G8, Bolzaneto, scuola Diaz, Carlo Giuliani, Black bloc. Sono tanti i nomi che gli italiani, 15 anni fa, impararono a conoscere. Da allora tutti, ma proprio tutti sanno che cos’è un vertice del G8 mentre prima di allora non era per niente scontato. Da allora tutti sanno che a Genova esiste un quartiere che si chiama Bolzaneto e che lì c’era una caserma. Così come si sa che nel capoluogo ligure esiste un istituto che si chiama scuola Diaz. Da 15 anni il nome Black bloc è famoso come un gruppo rock di quelli bravi. Ma soprattutto un nome e un cognome sono incisi nella memoria collettiva del nostro Paese: Carlo Giuliani.
Chi scrive era là in quei giorni. Molto, molto più giovane, in tutti i sensi. Tgcom.it, che allora non aveva il “24” fu tra le prime testate al mondo a dare la notizia che c’era una vittima. Questo perché assieme a un altro collega, si cercava di raccontare di persona degli scontri cruenti che ci avevano detto esserci da quelle parti, quando girammo per caso un angolo per e ci trovammo davanti un cerchio di polizia attorno a un telo steso per terra. Non si sapeva chi fosse ne cosa fosse successo. Ma con il collega ci guardammo negli occhi e le nostre espressioni dicevano tutto: nulla sarebbe stato più come prima, in quei giorni e per molti mesi a venire.
La sera dei “fatti della Diaz”, a poche ore dalla retata, eravamo proprio dentro la scuola per cercare una presa di corrente con cui ricaricare la pesante telecamera usata per riprendere gli scontri. Sembra incredibile, ma 15 anni fa, solo 15 anni fa, non c’erano ancora gli smartphone e la loro capacità di fare foto e video in HD. Ogni paio d’ore bisognava trovare una presa di corrente per dare almeno una mezzora di carica. In quella mezzora si scriveva e si inviava via Ftp o più spesso posta elettronica i video tagliati con un pesantissimo laptop da 4kg, perché non si poteva riattraversare la città per entrare nella sala stampa: c’era la zona rossa, chi era dentro era dentro chi era fuori stava fuori. Tutta Genova era chiusa e quindi per ricaricare non restavano che le caserme o i presidi dei manifestanti. Nulla faceva pensare a ciò che sarebbe successo. A me, "il pennivendolo di Berlusconi" offrirono anche salsiccia e patatine. Poi purtroppo (qui parla il cronista) ce ne andammo.

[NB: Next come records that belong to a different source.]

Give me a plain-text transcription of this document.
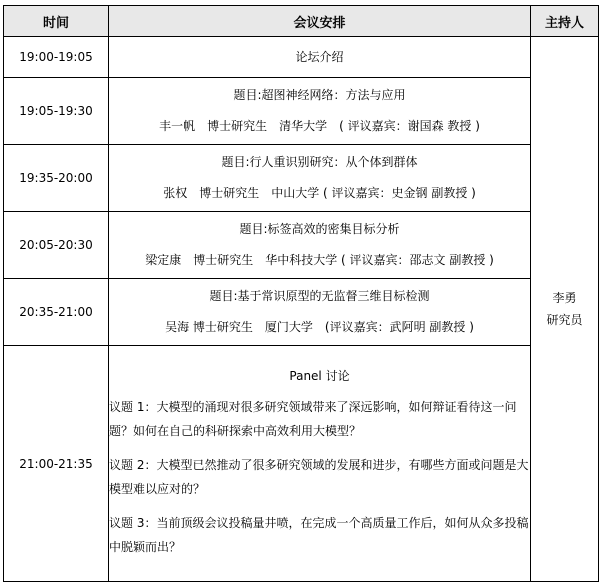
时间	会议安排	主持人
19:00-19:05	论坛介绍	李勇
研究员

19:05-19:30	题目:超图神经网络：方法与应用

丰一帆　博士研究生　清华大学　( 评议嘉宾：谢国森 教授 )	

19:35-20:00	题目:行人重识别研究：从个体到群体

张权　博士研究生　中山大学 ( 评议嘉宾：史金钢 副教授 )	

20:05-20:30	题目:标签高效的密集目标分析

梁定康　博士研究生　华中科技大学 ( 评议嘉宾：邵志文 副教授 )	

20:35-21:00	题目:基于常识原型的无监督三维目标检测

吴海 博士研究生　厦门大学　(评议嘉宾：武阿明 副教授 )	

21:00-21:35	Panel 讨论

议题 1：大模型的涌现对很多研究领域带来了深远影响，如何辩证看待这一问题？如何在自己的科研探索中高效利用大模型？

议题 2：大模型已然推动了很多研究领域的发展和进步，有哪些方面或问题是大模型难以应对的？

议题 3：当前顶级会议投稿量井喷，在完成一个高质量工作后，如何从众多投稿中脱颖而出？	
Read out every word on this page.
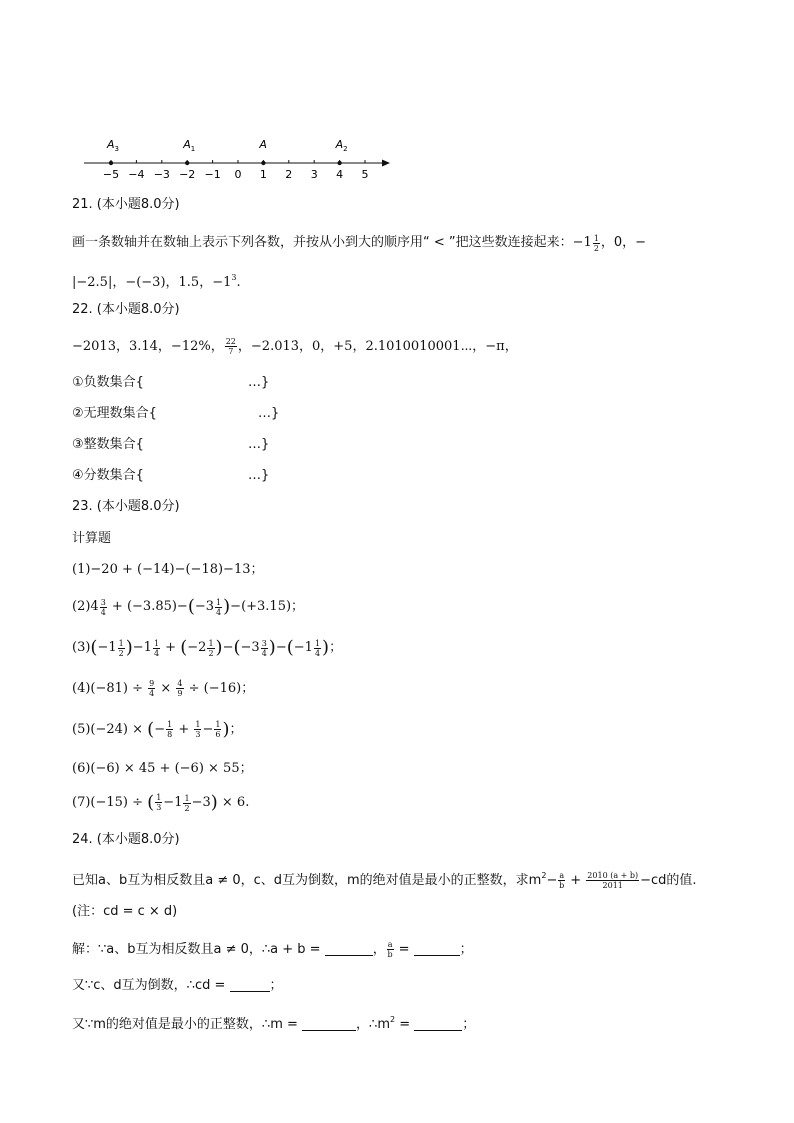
−5 −4 −3 −2 −1 0 1 2 3 4 5
$A_3$	$A_1$	A	$A_2$
21. (本小题8.0分)
画一条数轴并在数轴上表示下列各数，并按从小到大的顺序用“ < ”把这些数连接起来：$-1 \frac{1}{2}$ ，0，−
|−2.5|，−(−3)，1.5，$-1^3$.
22. (本小题8.0分)
−2013，3.14，−12%， $\frac{22}{7}$ ，−2.013̇，0，+5，2.1010010001⋯，−π，
①负数集合{	…}
②无理数集合{	…}
③整数集合{	…}
④分数集合{	…}
23. (本小题8.0分)
计算题
(1)−20 + (−14)−(−18)−13；
$(2)4 \frac{3}{4} + (-3.85)-(-3 \frac{1}{4} )-(+3.15)$；
$(3)(-1 \frac{1}{2} )-1 \frac{1}{4} + (-2 \frac{1}{2} )-(-3 \frac{3}{4} )-(-1 \frac{1}{4}$ )；
$(4)(-81) \div \frac{9}{4} \times \frac{4}{9} \div (-16)$；
(5)(−24) × (− $\frac{1}{8} + \frac{1}{3} - \frac{1}{6}$ )；
(6)(−6) × 45 + (−6) × 55；
(7)(−15) ÷ ( $\frac{1}{3} -1 \frac{1}{2} -3) \times 6$.
24. (本小题8.0分)
已知a、b互为相反数且a ≠ 0，c、d互为倒数，m的绝对值是最小的正整数，求$m^2- \frac{a}{b} + \frac{2010 (a + b)}{2011} -cd$的值.
(注：cd = c × d)
解：∵a、b互为相反数且a ≠ 0，∴a + b =	， $\frac{a}{b}$ =	；
又∵c、d互为倒数，∴cd =	；
又∵m的绝对值是最小的正整数，∴m =	，$\therefore m^2$ =	；
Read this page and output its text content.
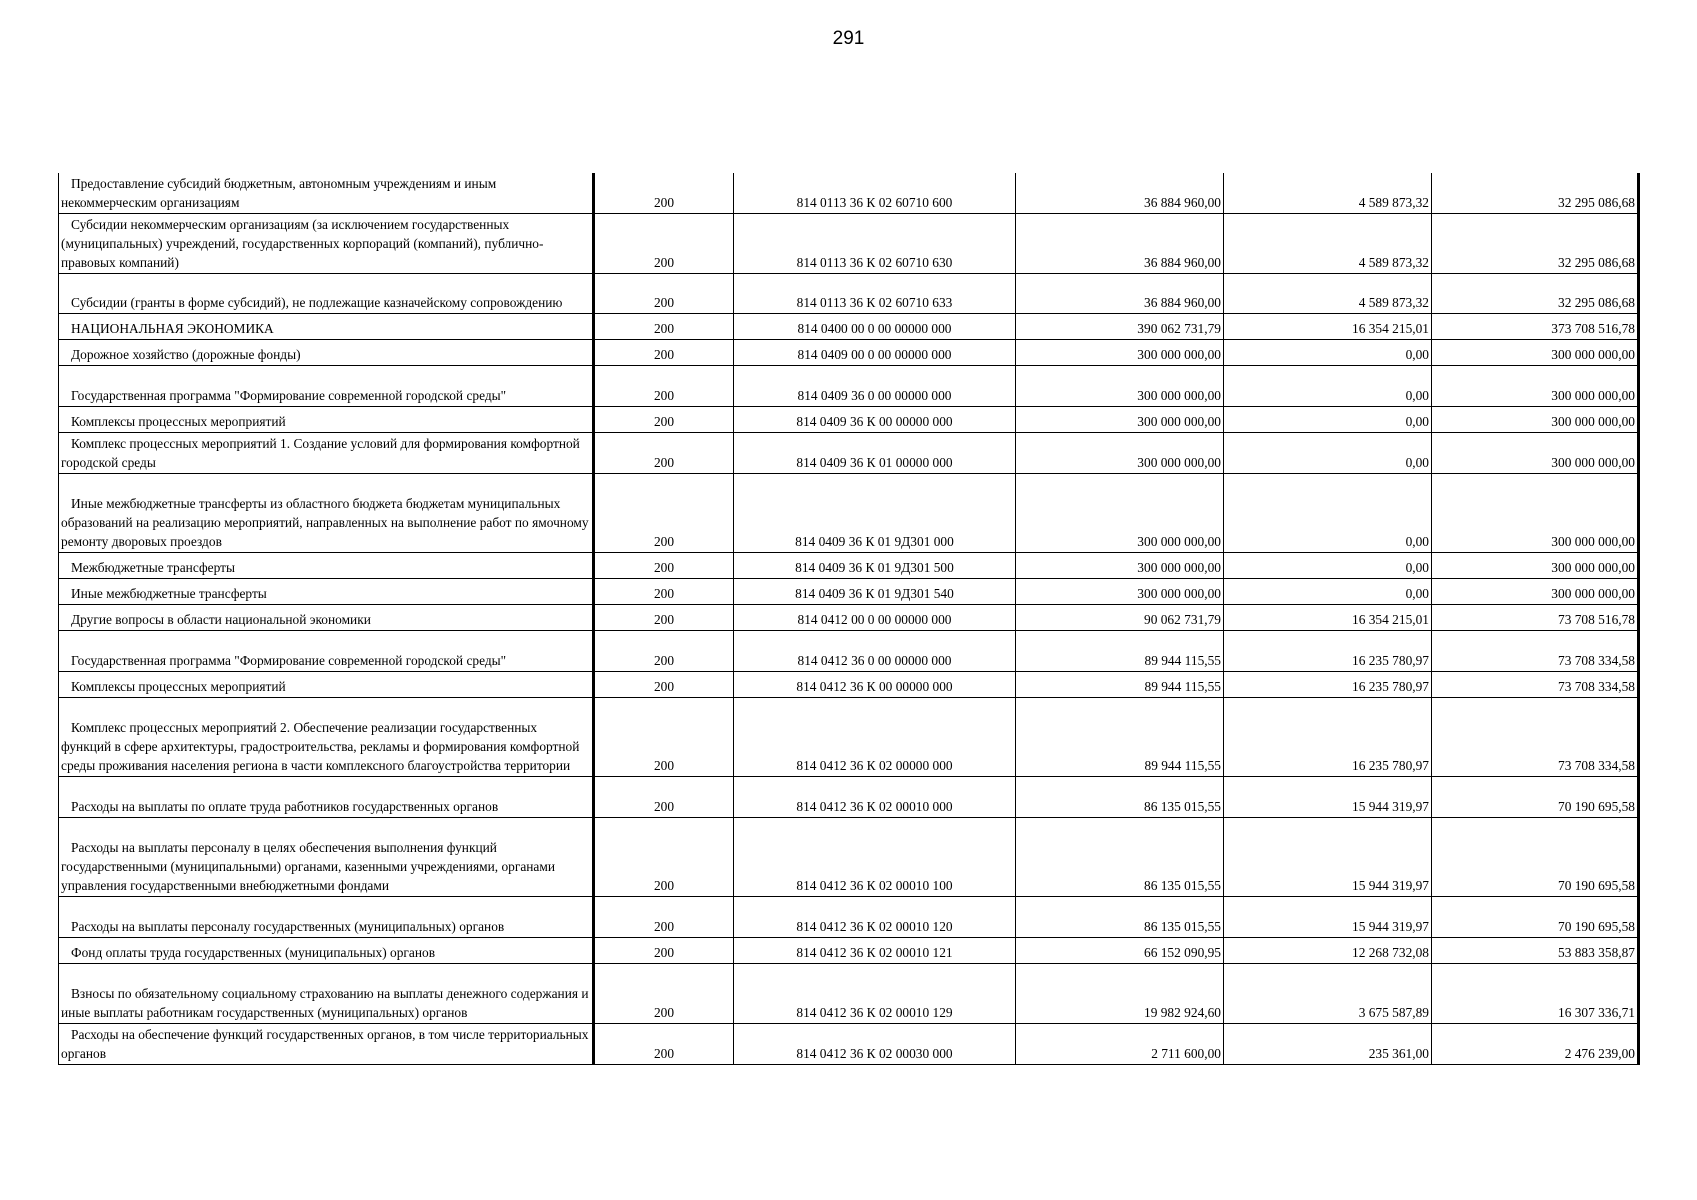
291
Предоставление субсидий бюджетным, автономным учреждениям и иным некоммерческим организациям	200	814 0113 36 К 02 60710 600	36 884 960,00	4 589 873,32	32 295 086,68

Субсидии некоммерческим организациям (за исключением государственных (муниципальных) учреждений, государственных корпораций (компаний), публично-правовых компаний)	200	814 0113 36 К 02 60710 630	36 884 960,00	4 589 873,32	32 295 086,68

Субсидии (гранты в форме субсидий), не подлежащие казначейскому сопровождению	200	814 0113 36 К 02 60710 633	36 884 960,00	4 589 873,32	32 295 086,68

НАЦИОНАЛЬНАЯ ЭКОНОМИКА	200	814 0400 00 0 00 00000 000	390 062 731,79	16 354 215,01	373 708 516,78

Дорожное хозяйство (дорожные фонды)	200	814 0409 00 0 00 00000 000	300 000 000,00	0,00	300 000 000,00

Государственная программа "Формирование современной городской среды"	200	814 0409 36 0 00 00000 000	300 000 000,00	0,00	300 000 000,00

Комплексы процессных мероприятий	200	814 0409 36 К 00 00000 000	300 000 000,00	0,00	300 000 000,00

Комплекс процессных мероприятий 1. Создание условий для формирования комфортной городской среды	200	814 0409 36 К 01 00000 000	300 000 000,00	0,00	300 000 000,00

Иные межбюджетные трансферты из областного бюджета бюджетам муниципальных образований на реализацию мероприятий, направленных на выполнение работ по ямочному ремонту дворовых проездов	200	814 0409 36 К 01 9Д301 000	300 000 000,00	0,00	300 000 000,00

Межбюджетные трансферты	200	814 0409 36 К 01 9Д301 500	300 000 000,00	0,00	300 000 000,00

Иные межбюджетные трансферты	200	814 0409 36 К 01 9Д301 540	300 000 000,00	0,00	300 000 000,00

Другие вопросы в области национальной экономики	200	814 0412 00 0 00 00000 000	90 062 731,79	16 354 215,01	73 708 516,78

Государственная программа "Формирование современной городской среды"	200	814 0412 36 0 00 00000 000	89 944 115,55	16 235 780,97	73 708 334,58

Комплексы процессных мероприятий	200	814 0412 36 К 00 00000 000	89 944 115,55	16 235 780,97	73 708 334,58

Комплекс процессных мероприятий 2. Обеспечение реализации государственных функций в сфере архитектуры, градостроительства, рекламы и формирования комфортной среды проживания населения региона в части комплексного благоустройства территории	200	814 0412 36 К 02 00000 000	89 944 115,55	16 235 780,97	73 708 334,58

Расходы на выплаты по оплате труда работников государственных органов	200	814 0412 36 К 02 00010 000	86 135 015,55	15 944 319,97	70 190 695,58

Расходы на выплаты персоналу в целях обеспечения выполнения функций государственными (муниципальными) органами, казенными учреждениями, органами управления государственными внебюджетными фондами	200	814 0412 36 К 02 00010 100	86 135 015,55	15 944 319,97	70 190 695,58

Расходы на выплаты персоналу государственных (муниципальных) органов	200	814 0412 36 К 02 00010 120	86 135 015,55	15 944 319,97	70 190 695,58

Фонд оплаты труда государственных (муниципальных) органов	200	814 0412 36 К 02 00010 121	66 152 090,95	12 268 732,08	53 883 358,87

Взносы по обязательному социальному страхованию на выплаты денежного содержания и иные выплаты работникам государственных (муниципальных) органов	200	814 0412 36 К 02 00010 129	19 982 924,60	3 675 587,89	16 307 336,71

Расходы на обеспечение функций государственных органов, в том числе территориальных органов	200	814 0412 36 К 02 00030 000	2 711 600,00	235 361,00	2 476 239,00
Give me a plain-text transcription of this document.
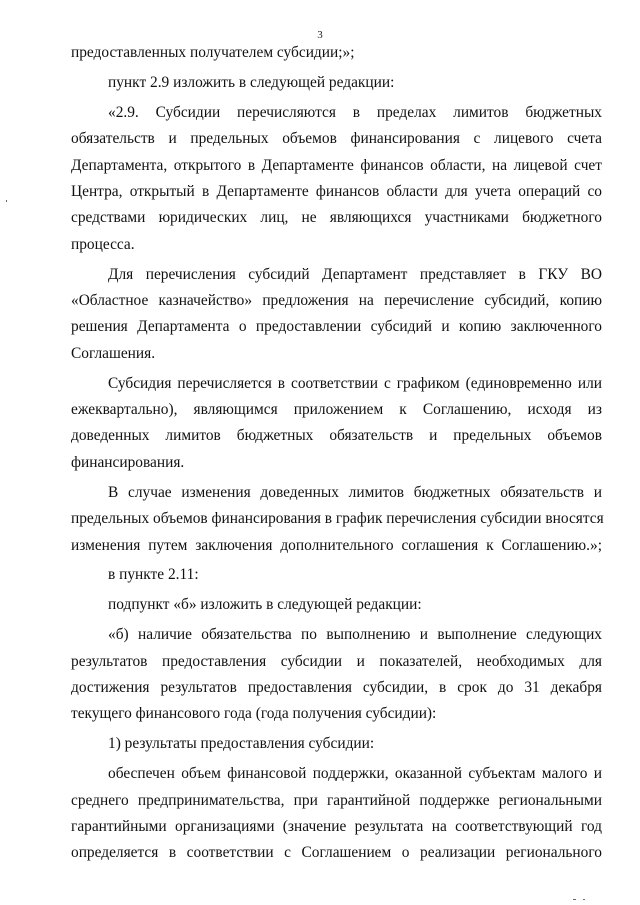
3
предоставленных получателем субсидии;»;
пункт 2.9 изложить в следующей редакции:
«2.9. Субсидии перечисляются в пределах лимитов бюджетных
обязательств и предельных объемов финансирования с лицевого счета
Департамента, открытого в Департаменте финансов области, на лицевой счет
Центра, открытый в Департаменте финансов области для учета операций со
средствами юридических лиц, не являющихся участниками бюджетного
процесса.
Для перечисления субсидий Департамент представляет в ГКУ ВО
«Областное казначейство» предложения на перечисление субсидий, копию
решения Департамента о предоставлении субсидий и копию заключенного
Соглашения.
Субсидия перечисляется в соответствии с графиком (единовременно или
ежеквартально), являющимся приложением к Соглашению, исходя из
доведенных лимитов бюджетных обязательств и предельных объемов
финансирования.
В случае изменения доведенных лимитов бюджетных обязательств и
предельных объемов финансирования в график перечисления субсидии вносятся
изменения путем заключения дополнительного соглашения к Соглашению.»;
в пункте 2.11:
подпункт «б» изложить в следующей редакции:
«б) наличие обязательства по выполнению и выполнение следующих
результатов предоставления субсидии и показателей, необходимых для
достижения результатов предоставления субсидии, в срок до 31 декабря
текущего финансового года (года получения субсидии):
1) результаты предоставления субсидии:
обеспечен объем финансовой поддержки, оказанной субъектам малого и
среднего предпринимательства, при гарантийной поддержке региональными
гарантийными организациями (значение результата на соответствующий год
определяется в соответствии с Соглашением о реализации регионального
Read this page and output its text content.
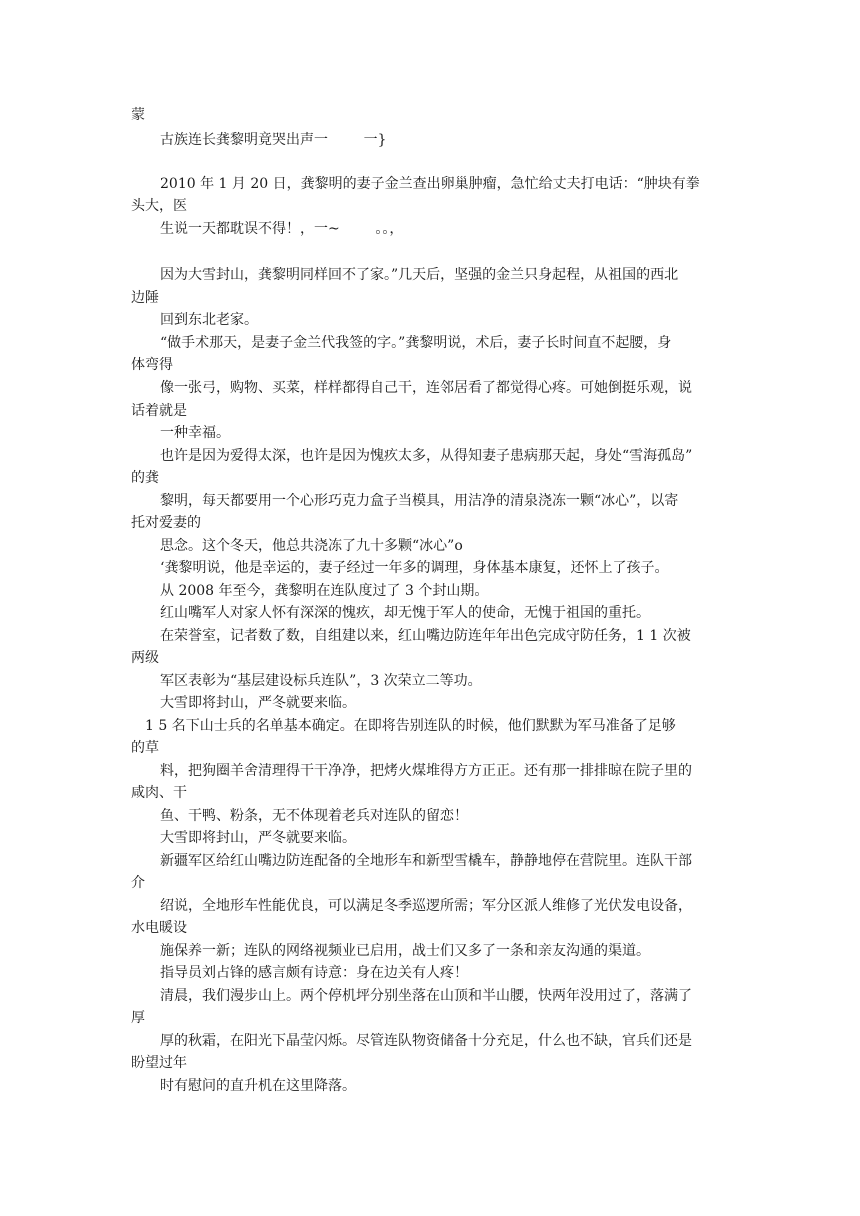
蒙
古族连长龚黎明竟哭出声一        一}
2010 年 1 月 20 日，龚黎明的妻子金兰查出卵巢肿瘤，急忙给丈夫打电话：“肿块有拳
头大，医
生说一天都耽误不得！，一~        。。，
因为大雪封山，龚黎明同样回不了家。”几天后，坚强的金兰只身起程，从祖国的西北
边陲
回到东北老家。
“做手术那天，是妻子金兰代我签的字。”龚黎明说，术后，妻子长时间直不起腰，身
体弯得
像一张弓，购物、买菜，样样都得自己干，连邻居看了都觉得心疼。可她倒挺乐观，说
话着就是
一种幸福。
也许是因为爱得太深，也许是因为愧疚太多，从得知妻子患病那天起，身处“雪海孤岛”
的龚
黎明，每天都要用一个心形巧克力盒子当模具，用洁净的清泉浇冻一颗“冰心”，以寄
托对爱妻的
思念。这个冬天，他总共浇冻了九十多颗“冰心”o
‘龚黎明说，他是幸运的，妻子经过一年多的调理，身体基本康复，还怀上了孩子。
从 2008 年至今，龚黎明在连队度过了 3 个封山期。
红山嘴军人对家人怀有深深的愧疚，却无愧于军人的使命，无愧于祖国的重托。
在荣誉室，记者数了数，自组建以来，红山嘴边防连年年出色完成守防任务，1 1 次被
两级
军区表彰为“基层建设标兵连队”，3 次荣立二等功。
大雪即将封山，严冬就要来临。
1 5 名下山士兵的名单基本确定。在即将告别连队的时候，他们默默为军马准备了足够
的草
料，把狗圈羊舍清理得干干净净，把烤火煤堆得方方正正。还有那一排排晾在院子里的
咸肉、干
鱼、干鸭、粉条，无不体现着老兵对连队的留恋！
大雪即将封山，严冬就要来临。
新疆军区给红山嘴边防连配备的全地形车和新型雪橇车，静静地停在营院里。连队干部
介
绍说，全地形车性能优良，可以满足冬季巡逻所需；军分区派人维修了光伏发电设备，
水电暖设
施保养一新；连队的网络视频业已启用，战士们又多了一条和亲友沟通的渠道。
指导员刘占锋的感言颇有诗意：身在边关有人疼！
清晨，我们漫步山上。两个停机坪分别坐落在山顶和半山腰，快两年没用过了，落满了
厚
厚的秋霜，在阳光下晶莹闪烁。尽管连队物资储备十分充足，什么也不缺，官兵们还是
盼望过年
时有慰问的直升机在这里降落。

Tutti persero la testa in quei giorni. E per chi era lì a raccontare non fu per niente facile mantenere il senso delle cose. Anche perché si era preparati sui temi in agenda del vertice tra i grandi del mondo: l'economia e la politica, soprattutto. Mai ci si sarebbe aspettati di diventare praticamente dei cronisti di guerra, con tanto di scene patetiche come quelle di elemosinare in giro qualcuno che ti desse o ti vendesse un po' di limoni che, lo avevamo imparato sul campo, ci avrebbero aiutato a proteggerci dai lacrimogeni.
Ognuno la pensi come vuole su ciò che successe, non è questa la sede per riaprire vecchi discorsi e ferite. Questo è solo il ricordo di uno dei tanti che c'era e che non può dimenticare: la violenza non porta mai nulla di buono.